Thanks for your advice, all of you. Ok PC eye, Ill put away the hammer and hacksaw and spend some cash to get some better stuff.

the case is a micro atx just like the motherboard

the old sony board is a slot 1 and wont run xp even with a bios update

the new one i salvaged came with the cpu installed, its a micro-atx pga socket 370 compaq
i dont know how to check the name
the case did not make it

ill spend the cash on some compound if i need it, but this is a low to no budget comp

as i said, there is no gloop on the cpu
it instead has an ultra-thin piece of shiny metal between the heatsink and the cpu

the problem is that the psu is sucking up and the cpu is pushing down, and they are right on top of each other
system boots fine but no os installed

just removed 16 lbs of crap from the fans and case, blew into all the vents, and made a big mess
the fans are spinning fine
 
Did you find any buried treasure in all that stuff you cleaned out of the case? The Windows 9X or Linux distros are what would work for an OS just to see it run. The first pullout cpus saw the metal heat strip instead of compound. The fan on the heat sink should be blowing away from not towards the cpu. That is done to draw heated air off of the sink itself. The fan in the supply is an intake fan to draw air through to either an exhaust fan or vents on the rear to keep temps down on the supply itself. Unless you reversed fan directions the air flow is in the right direction.
 
wow, thats a relief, and a new thing learned
i was actually wanting to get xp going on this guy
ive got 2 128 pc133s ready and a 5400rpm drive
theres lots of open power in the case
is this going to cause any problems?
 
On that system there a good match of 256mb simms should work well with the old stuff like 95 or 98 if not some of the older Linux versions where cpu power and large caches on video cards is an issue. Go to some place that still sells old dos games even or download some Linux stuff and you will get by with that. Forget the new things out though. XP won't without the needed updated drivers for the board itself like memory controllers, VMbus, USB 2.0, and a short list of other things. Even 98 would run slow with 512mb on it. But that would allow some more recent softwares a chance.
 
500r420 said:
hm, you think so?
what if i invested the $35 or so in two 256 chips?

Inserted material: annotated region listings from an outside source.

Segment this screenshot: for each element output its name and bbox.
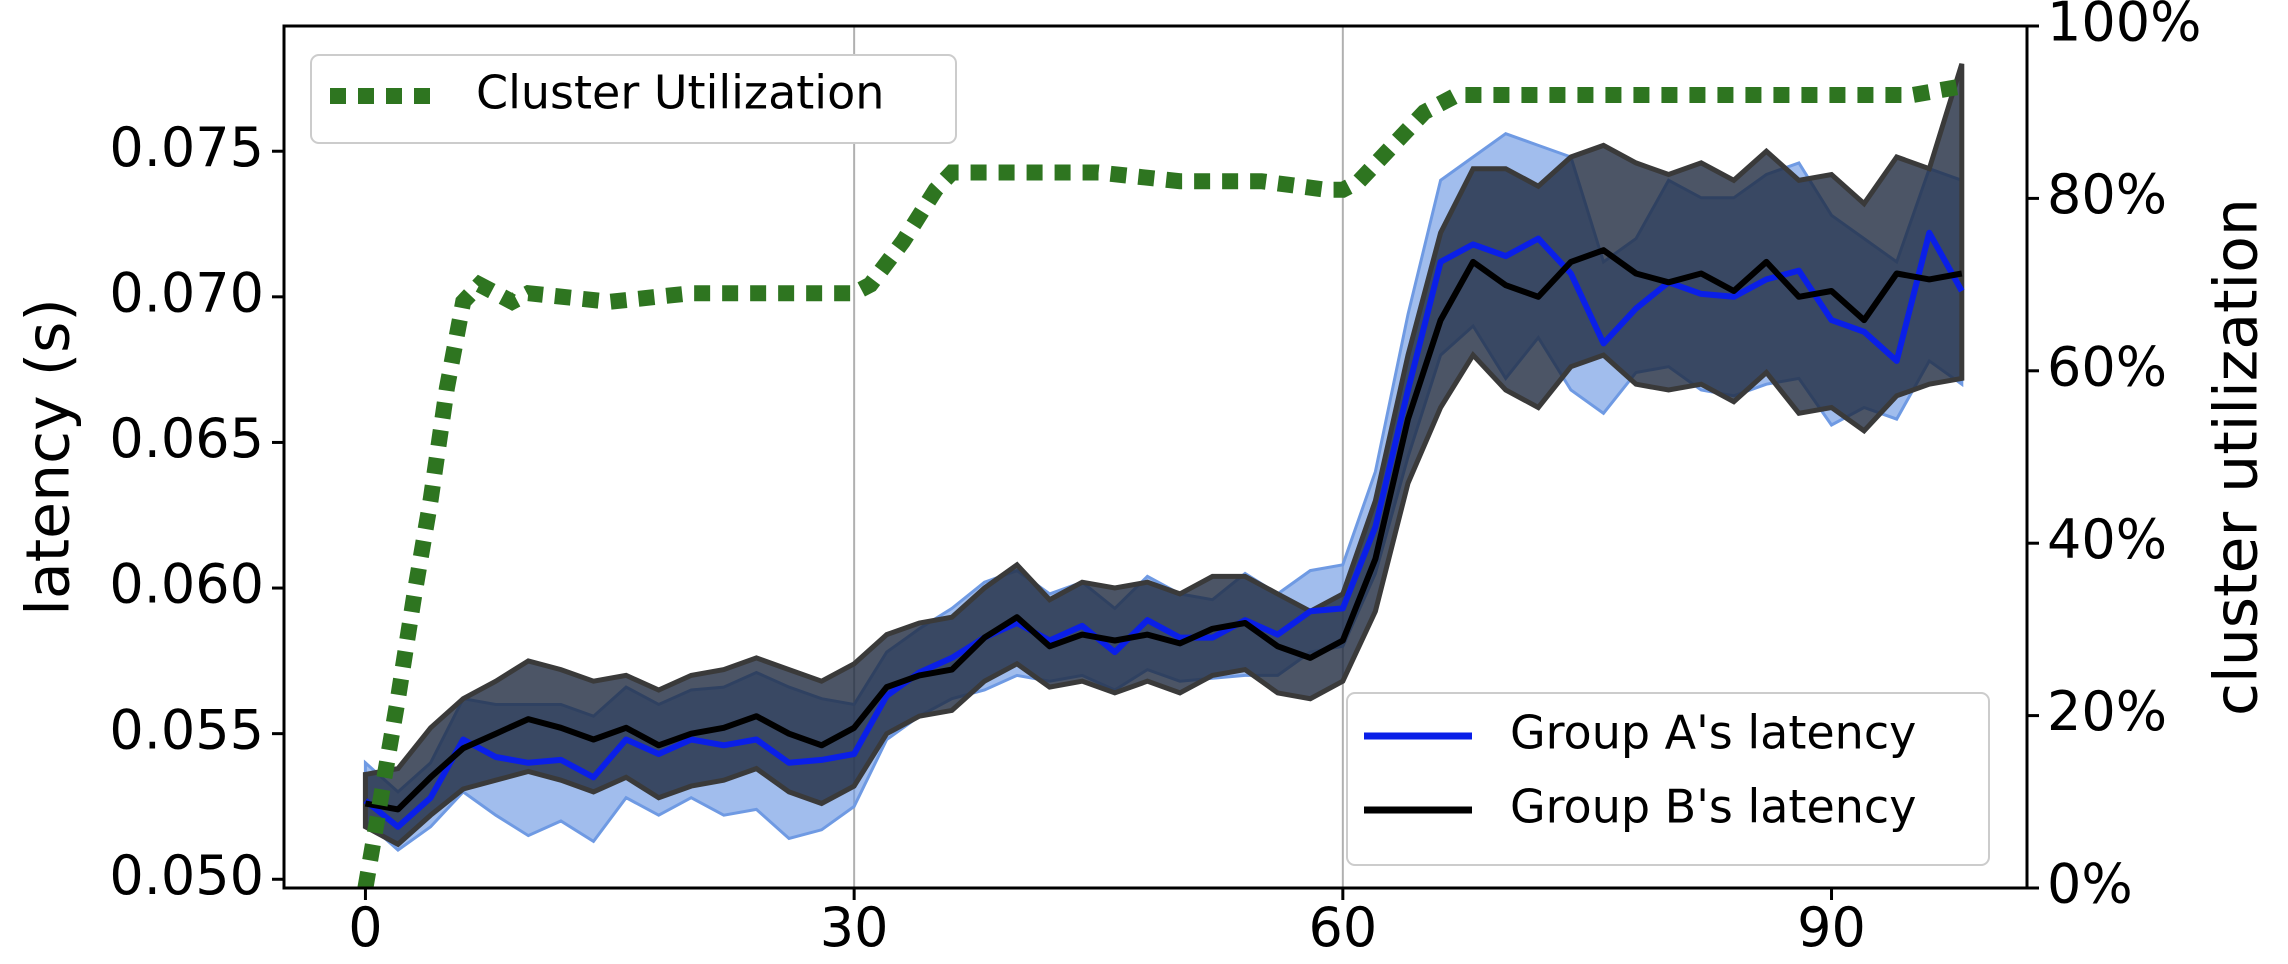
group-b-band (362, 63, 1965, 848)
legend-latency-box (1346, 692, 1990, 866)
x-tick-label: 60 (1308, 896, 1377, 959)
x-tick-label: 90 (1797, 896, 1866, 959)
legend-utilization: Cluster Utilization (310, 54, 957, 144)
y2-tick-label: 40% (2047, 508, 2167, 571)
axis-ticks: 0 30 60 90 0.050 0.055 0.060 0.065 0.070 0.075 0% 2… (109, 0, 2201, 959)
plot-frame (282, 24, 2029, 890)
legend-utilization-box (310, 54, 957, 144)
x-tick-label: 0 (348, 896, 382, 959)
y2-tick-label: 100% (2047, 0, 2201, 54)
y-tick-label: 0.050 (109, 844, 264, 907)
y-tick-label: 0.060 (109, 553, 264, 616)
x-tick-label: 30 (820, 896, 889, 959)
y2-tick-label: 20% (2047, 680, 2167, 743)
y-axis-label: latency (s) (14, 298, 84, 616)
y-tick-label: 0.055 (109, 698, 264, 761)
utilization-line (357, 78, 1964, 890)
y2-tick-label: 60% (2047, 335, 2167, 398)
y-tick-label: 0.065 (109, 407, 264, 470)
y-tick-label: 0.075 (109, 116, 264, 179)
legend-latency: Group A's latency Group B's latency (1346, 692, 1990, 866)
y2-tick-label: 0% (2047, 853, 2133, 916)
legend-group-a-label: Group A's latency (1510, 706, 1916, 760)
legend-utilization-label: Cluster Utilization (476, 66, 884, 120)
y-tick-label: 0.070 (109, 261, 264, 324)
series-lines (357, 78, 1965, 890)
confidence-bands (362, 63, 1965, 853)
y2-axis-label: cluster utilization (2202, 198, 2272, 716)
group-a-line (363, 229, 1965, 830)
group-b-line (364, 247, 1963, 813)
legend-group-b-label: Group B's latency (1510, 780, 1916, 834)
y2-tick-label: 80% (2047, 163, 2167, 226)
vertical-reference-lines (853, 26, 1344, 888)
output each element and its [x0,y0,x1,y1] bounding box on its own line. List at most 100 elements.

check my thread, i have alot of RAM you might be interested in....

also a steped up processor to what you have now (1000MHz insted of 933)
 
MadModder said:
XP would run on that machine just fine. My laptop is a P3 1GHz w/ 256MBs of PC133 RAM and that runs XP Pro without a hitch. Unless I missed something in the post, there's nothing wrong with running XP on your system!

http://i33.photobucket.com/albums/d58/Velouriaaaa/xp-stats.jpg

That's running 3 Firefox tabs and Winamp.

The problem isn't getting XP to go on. XP will run on a Pentium II 233mhz system with only 256mb of PC100 memory installed. The problem would be with getting updates for the original hardwares like a bios update, updated drivers for any onboard video and sound. To effectively run XP with the current system board you would most likely need generic drivers at this late date.